Emergency post coital contraception is an occasional method, and should not replace regular contraception. The copper-containing IUD is the most effective method of emergency contraception and provides ongoing contraceptive cover. If a copper IUD is not appropriate or not acceptable, oral emergency contraception should be taken as soon as possible if unprotected intercourse has occurred within the last 5 days.
Ulipristal acetate can be taken up to 120 hours after unprotected intercourse and should be considered the first-line oral option for a woman who has had unprotected intercourse 96–120 hours ago. Levonorgestrel can be taken up to 72 hours after unprotected intercourse. For women who have used enzyme-inducing drugs during the previous 4 weeks, a copper IUD is recommended; alternatively, the dose of levonorgestrel should be doubled although the effectiveness of this regimen is unknown. Ulipristal acetate is not recommended.

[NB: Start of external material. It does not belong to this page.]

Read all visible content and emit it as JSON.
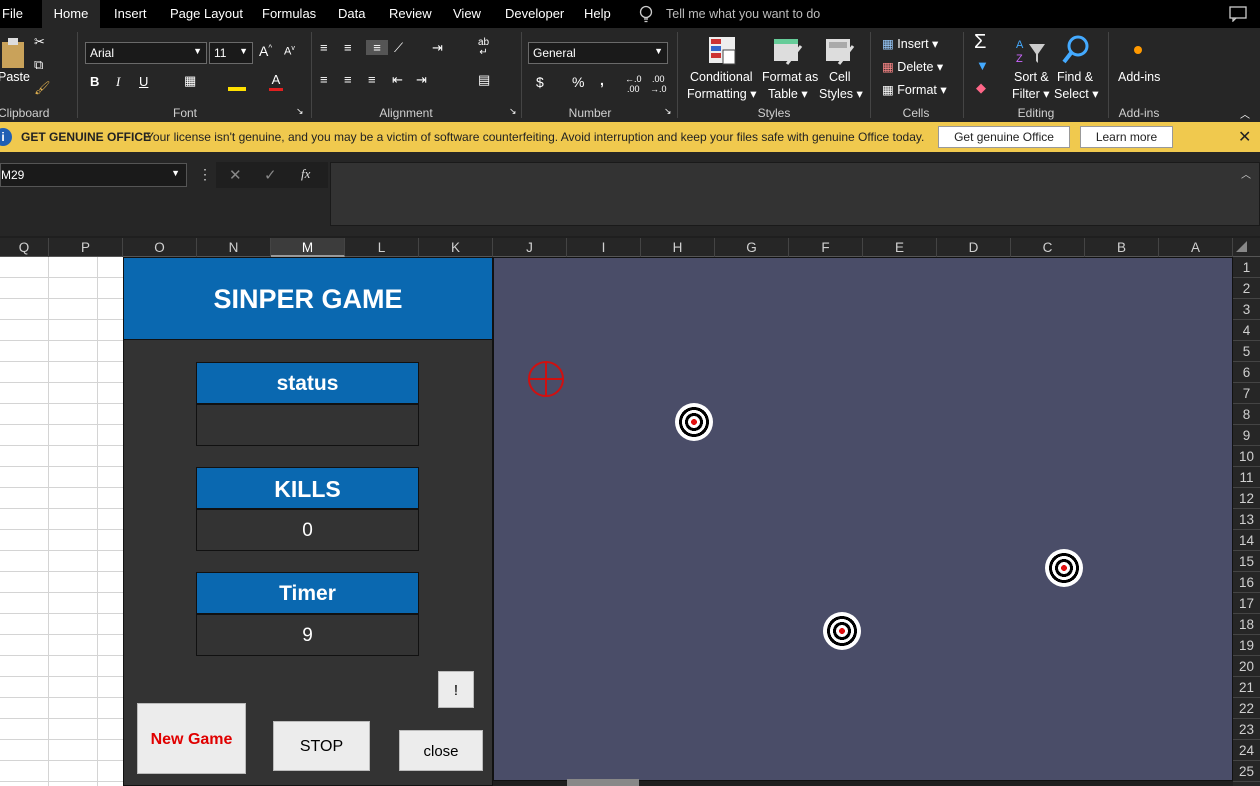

Suitable regular hormonal contraception should be started immediately after taking levonorgestrel emergency contraception and 5 days after taking ulipristal acetate. Women should be advised to ensure abstinence from intercourse or careful use of barrier methods until their regular contraception becomes effective.
Both ulipristal acetate and levonorgestrel can be offered again within the same cycle if unprotected intercourse takes place again, but levonorgestrel should not be taken for 5 days after ulipristal acetate.
If pregnancy occurs despite use of emergency contraception, the possibility of ectopic pregnancy should be considered.